A home-grown, Texas Christmas tree

`CHRISTMAS in Denmark'' was the title of a movie that was shown every year about this time at my elementary school in northern California. I don't think any of us had the slightest idea why we were treated year upon year to the same country's version of the holiday season: the hunt, by sleigh, through miles of lush green forest for the perfect Christmas tree, and the trip home through deep, pristine snow with the day's ``catch''; then the evening spent decorating the tree with fine wooden, metal, and paper decorations, as Mother brought out successive trays of appropriately decorated butter cookies and other delights. In any case, it convinced us all of what the perfect Christmas was supposed to be like, even if off-screen we had to settle for a tree from a rain-soaked corner lot and store-bought Danish cookies from a round blue tin. I forgot all about ``Christmas in Denmark'' until last year when a couple of friends asked if I'd like to accompany them to some nearby family property to chop down a Christmas tree. Perhaps you'll understand my astonishment when I explain that several months prior to this invitation I had moved from the Northeast to Texas. And even though I live in what Texans reverently refer to as ``the hill country'' - the rolling, well-watered, oak-trimmed central region of the state that stands on the edge of arid west Texas - I was still unsure of just what sort of tree they meant.

Somehow I couldn't see hanging balls, tinsel, and lights on a six-foot oak or mesquite. Besides, hadn't a local television station just done a news-hour feature on ``how your Christmas tree gets to you from North Carolina''? Hadn't the state tree in the Capitol rotunda been carefully shipped from somewhere north? And hadn't I seen a sign on a sun-baked tree lot declaring proudly, ``Michigan trees''?

``Christmas trees grow in Texas?'' I asked.

The answer, coming from a native Texan, was an enthusiastic ``Yes!'' I would have to understand, however, that the tree would be a cedar - a variety that was fast falling out of favor as Northerners moved south, bringing along a preference for needled trees with more horizontal branches, for ornament hanging, than the cedar affords. But for my friend's family, the tree that had served so well for so many years was still the first choice. Besides, the outing to find the right cedar was a long family tradition.

And so we set out, our sleigh a rumbling Chevy pickup, the warm December sun prohibiting anything more protective than shirt-sleeves.

Actually, it wasn't until I stepped on a prickly pear that I thought of ``Christmas in Denmark.'' The vision made me stop: What would those little Bergs or Hansens have thought of trudging through cactus and mesquite to find the perfect tree? I decided they might have been a bit put off at first, as I had been, by the fire-ant hills and the suspicious gaze of the cattle that grazed the land.

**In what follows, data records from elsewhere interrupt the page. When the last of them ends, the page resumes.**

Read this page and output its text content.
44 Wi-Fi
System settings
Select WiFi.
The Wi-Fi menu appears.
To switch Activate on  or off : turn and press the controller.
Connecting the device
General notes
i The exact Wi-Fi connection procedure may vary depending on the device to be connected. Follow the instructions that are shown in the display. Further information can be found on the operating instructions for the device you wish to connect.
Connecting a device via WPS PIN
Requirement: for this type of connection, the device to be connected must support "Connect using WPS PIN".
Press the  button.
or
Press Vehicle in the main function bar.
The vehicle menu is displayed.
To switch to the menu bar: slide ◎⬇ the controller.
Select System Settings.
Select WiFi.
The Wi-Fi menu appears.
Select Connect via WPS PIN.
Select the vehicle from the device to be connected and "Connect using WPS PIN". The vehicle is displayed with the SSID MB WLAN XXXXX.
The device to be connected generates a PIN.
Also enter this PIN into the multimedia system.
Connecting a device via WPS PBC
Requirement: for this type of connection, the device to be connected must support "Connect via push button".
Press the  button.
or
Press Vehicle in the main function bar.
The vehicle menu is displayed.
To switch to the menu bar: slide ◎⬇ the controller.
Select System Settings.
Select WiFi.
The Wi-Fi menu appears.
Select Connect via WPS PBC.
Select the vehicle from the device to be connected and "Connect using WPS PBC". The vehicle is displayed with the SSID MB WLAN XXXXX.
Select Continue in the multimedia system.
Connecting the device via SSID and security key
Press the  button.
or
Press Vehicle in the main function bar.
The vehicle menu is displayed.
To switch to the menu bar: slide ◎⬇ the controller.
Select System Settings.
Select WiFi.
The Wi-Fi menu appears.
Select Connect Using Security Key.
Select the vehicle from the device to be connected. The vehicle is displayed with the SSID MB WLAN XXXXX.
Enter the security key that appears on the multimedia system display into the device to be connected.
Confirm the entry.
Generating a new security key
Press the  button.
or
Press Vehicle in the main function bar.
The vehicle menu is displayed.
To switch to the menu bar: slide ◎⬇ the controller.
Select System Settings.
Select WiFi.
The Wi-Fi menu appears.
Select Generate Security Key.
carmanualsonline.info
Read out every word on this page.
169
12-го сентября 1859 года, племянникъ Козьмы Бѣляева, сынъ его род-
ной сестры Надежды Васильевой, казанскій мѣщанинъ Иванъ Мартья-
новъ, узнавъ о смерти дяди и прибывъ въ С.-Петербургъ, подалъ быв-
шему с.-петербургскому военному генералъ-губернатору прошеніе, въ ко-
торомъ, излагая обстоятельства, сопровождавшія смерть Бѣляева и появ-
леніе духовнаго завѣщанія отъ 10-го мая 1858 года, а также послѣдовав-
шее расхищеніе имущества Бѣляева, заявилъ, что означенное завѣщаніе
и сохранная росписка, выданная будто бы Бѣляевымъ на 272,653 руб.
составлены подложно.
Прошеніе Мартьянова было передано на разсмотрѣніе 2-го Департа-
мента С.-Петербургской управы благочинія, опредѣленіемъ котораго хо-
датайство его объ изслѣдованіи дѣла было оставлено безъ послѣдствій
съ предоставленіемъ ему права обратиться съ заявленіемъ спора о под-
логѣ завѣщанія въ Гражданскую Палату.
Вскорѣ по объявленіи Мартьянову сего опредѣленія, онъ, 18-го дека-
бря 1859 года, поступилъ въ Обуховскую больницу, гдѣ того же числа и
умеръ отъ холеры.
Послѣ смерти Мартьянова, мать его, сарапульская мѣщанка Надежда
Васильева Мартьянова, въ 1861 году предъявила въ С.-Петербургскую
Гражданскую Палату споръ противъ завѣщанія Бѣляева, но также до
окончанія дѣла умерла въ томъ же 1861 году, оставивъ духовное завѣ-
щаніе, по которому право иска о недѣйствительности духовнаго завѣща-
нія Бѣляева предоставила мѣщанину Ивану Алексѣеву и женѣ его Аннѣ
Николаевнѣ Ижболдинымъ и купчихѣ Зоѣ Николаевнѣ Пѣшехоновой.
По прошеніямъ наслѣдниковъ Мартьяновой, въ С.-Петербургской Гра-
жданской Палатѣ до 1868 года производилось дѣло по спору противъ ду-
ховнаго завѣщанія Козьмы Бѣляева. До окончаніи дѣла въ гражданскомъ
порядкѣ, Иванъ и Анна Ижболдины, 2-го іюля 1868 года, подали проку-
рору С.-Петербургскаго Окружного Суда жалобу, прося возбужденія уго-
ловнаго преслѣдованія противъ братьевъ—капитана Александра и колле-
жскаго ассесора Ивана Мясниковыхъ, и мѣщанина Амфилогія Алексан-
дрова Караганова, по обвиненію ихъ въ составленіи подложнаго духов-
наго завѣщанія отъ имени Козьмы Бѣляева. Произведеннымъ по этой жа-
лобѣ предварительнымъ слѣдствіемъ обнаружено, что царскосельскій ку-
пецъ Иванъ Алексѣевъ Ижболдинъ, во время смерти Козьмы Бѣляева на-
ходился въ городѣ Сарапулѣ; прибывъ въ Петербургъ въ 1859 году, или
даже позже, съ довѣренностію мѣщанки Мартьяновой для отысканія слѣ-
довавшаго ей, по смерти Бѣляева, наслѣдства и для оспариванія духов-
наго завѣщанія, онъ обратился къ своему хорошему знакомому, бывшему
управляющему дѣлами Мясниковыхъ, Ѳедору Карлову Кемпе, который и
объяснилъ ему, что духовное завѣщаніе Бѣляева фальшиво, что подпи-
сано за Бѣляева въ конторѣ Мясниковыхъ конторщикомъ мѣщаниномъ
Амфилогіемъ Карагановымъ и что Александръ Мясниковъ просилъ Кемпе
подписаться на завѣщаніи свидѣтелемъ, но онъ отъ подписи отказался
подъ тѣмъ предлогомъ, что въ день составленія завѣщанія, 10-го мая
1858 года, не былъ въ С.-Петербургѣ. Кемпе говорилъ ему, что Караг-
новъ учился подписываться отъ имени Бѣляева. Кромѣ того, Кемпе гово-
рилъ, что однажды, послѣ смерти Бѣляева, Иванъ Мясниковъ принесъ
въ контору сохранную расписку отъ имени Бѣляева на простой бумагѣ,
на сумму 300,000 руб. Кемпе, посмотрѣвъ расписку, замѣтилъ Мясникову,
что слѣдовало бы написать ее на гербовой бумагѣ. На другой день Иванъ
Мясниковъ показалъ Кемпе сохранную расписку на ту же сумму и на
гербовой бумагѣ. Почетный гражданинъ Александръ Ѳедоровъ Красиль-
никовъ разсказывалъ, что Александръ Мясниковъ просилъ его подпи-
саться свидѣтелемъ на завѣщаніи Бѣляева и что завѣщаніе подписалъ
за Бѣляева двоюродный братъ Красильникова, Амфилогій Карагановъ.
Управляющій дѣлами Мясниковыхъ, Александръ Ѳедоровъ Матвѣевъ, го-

But as it turned out, there were hundreds and hundreds of tall green cedars mixed among the Spanish and live oaks. So what did the absence of sleigh and snow matter, with so many fine arboreal candidates to choose from?

Coming on a newborn calf lying on a bed of straw erased further the old notion of how the hunt for the Christmas tree should be. Seeing the little beast struggle to its wobbly legs, under mother's protective eye, suggested another scene long held dear, that of the very first Christmas. With thoughts like these, hunting for a tree in sunny Texas was making more sense all the time. I was getting into it.

The clincher came, of course, in the form of just the right cedar. I spotted it from a ways off, and it took circumventing a swampy pool, where a lone turtle still sat out in the sun, to reach its side. A close inspection revealed no bald spots, no incongruous branches, but rather green conical symmetry. It was the perfect Christmas tree.

The search complete, we loaded our trees into the back of the pickup and headed home. Of course, I, a newcomer, had to endure some ribbing for having found what the natives agreed was the day's best catch. In my head I was already placing favorite ornaments on my cedar's limbs when we passed a Christmas tree lot with a big sign out front boasting in large red and green letters, ``Imported Trees.'' And the trees they offered did indeed resemble the one I'd seen cut down every year by that family in Denmark.

Nice, but not for me, I thought. This would be a Christmas in Texas.